Mainland bank loans may fall as liquidity tightens
Mainland banks' liquidity is likely to continue tightening in 2012 despite a recent cut in the reserve requirement ratio (RRR), and new loans may fall to 16.5 trillion yuan (HK$20.31 trillion), from an estimated 17.5 trillion yuan, a rating agency warned yesterday.
Charlene Chu, a senior analyst at Fitch, said that the RRR cut was more to enable banks to mobilise their own funds to extend credit. Cuts in the RRR allow banks to put aside less capital for reserves, freeing up cash for lending, but do not equate to a cut in banks' lending rates.
However, Chu said the central government might consider another round of RRR cuts.
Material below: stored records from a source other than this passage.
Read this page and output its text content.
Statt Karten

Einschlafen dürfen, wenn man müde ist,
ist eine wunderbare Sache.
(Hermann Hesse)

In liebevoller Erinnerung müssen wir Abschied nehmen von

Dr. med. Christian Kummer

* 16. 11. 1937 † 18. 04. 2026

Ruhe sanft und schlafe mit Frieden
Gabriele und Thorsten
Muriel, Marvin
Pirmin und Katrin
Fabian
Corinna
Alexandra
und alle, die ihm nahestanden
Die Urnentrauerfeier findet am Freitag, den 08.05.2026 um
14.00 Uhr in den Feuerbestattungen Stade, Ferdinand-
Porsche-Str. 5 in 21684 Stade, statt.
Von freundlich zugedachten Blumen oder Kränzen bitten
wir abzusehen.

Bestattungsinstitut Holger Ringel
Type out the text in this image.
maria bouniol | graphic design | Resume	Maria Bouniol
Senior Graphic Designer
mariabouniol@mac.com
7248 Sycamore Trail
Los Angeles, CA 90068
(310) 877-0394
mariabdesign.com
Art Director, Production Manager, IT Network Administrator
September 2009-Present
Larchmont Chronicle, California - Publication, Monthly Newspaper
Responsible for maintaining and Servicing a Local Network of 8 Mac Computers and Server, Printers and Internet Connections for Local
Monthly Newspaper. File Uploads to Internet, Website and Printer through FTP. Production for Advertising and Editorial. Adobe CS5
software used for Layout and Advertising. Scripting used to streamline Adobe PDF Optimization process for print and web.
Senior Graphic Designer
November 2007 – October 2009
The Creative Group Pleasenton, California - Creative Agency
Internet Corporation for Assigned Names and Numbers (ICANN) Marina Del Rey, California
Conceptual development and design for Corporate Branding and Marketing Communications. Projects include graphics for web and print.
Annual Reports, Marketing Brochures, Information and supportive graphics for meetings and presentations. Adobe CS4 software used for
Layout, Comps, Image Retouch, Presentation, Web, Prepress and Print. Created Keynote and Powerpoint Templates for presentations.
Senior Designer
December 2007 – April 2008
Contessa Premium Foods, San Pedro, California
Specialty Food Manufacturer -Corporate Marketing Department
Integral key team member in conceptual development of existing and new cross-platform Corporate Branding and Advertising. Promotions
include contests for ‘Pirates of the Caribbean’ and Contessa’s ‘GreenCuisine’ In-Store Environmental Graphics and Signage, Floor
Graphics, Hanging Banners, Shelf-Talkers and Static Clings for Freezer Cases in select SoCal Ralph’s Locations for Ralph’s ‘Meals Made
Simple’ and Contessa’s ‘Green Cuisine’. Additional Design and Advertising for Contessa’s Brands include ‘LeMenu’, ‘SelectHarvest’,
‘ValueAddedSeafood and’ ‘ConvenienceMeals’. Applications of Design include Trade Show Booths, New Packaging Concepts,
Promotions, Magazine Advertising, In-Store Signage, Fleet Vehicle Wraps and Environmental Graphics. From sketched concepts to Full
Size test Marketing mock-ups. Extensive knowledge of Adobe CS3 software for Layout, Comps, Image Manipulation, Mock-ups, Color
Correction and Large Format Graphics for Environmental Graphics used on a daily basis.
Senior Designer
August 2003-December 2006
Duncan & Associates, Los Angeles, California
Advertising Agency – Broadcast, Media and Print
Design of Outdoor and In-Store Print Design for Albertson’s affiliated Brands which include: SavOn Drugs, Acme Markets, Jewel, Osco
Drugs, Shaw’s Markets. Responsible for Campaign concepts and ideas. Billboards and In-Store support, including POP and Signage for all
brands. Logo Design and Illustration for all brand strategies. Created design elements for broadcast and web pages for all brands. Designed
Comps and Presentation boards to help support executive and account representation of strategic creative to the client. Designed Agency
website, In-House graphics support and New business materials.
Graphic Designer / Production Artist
Of the estimated 16.5 trillion yuan in new lending, 9 trillion would be earmarked for new yuan and foreign currency loans.
Chu also expected the government to continue to discourage banks from issuing new shares when their stock prices were underperforming the sector's growth.
Fitch would continue to monitor smaller mainland banks which might continue to struggle with liquidity, and might face downgrades, she said.
Clara Lau, group credit officer for rating agency Moody's, said in a separate report that overall capital costs in Asia would rise this year.
A combination of credit tightening caused by asset sales in developed markets' banking systems, plus a lack of appetite for lower-grade high-yield corporate bonds would make loans more difficult and expensive to obtain, she said.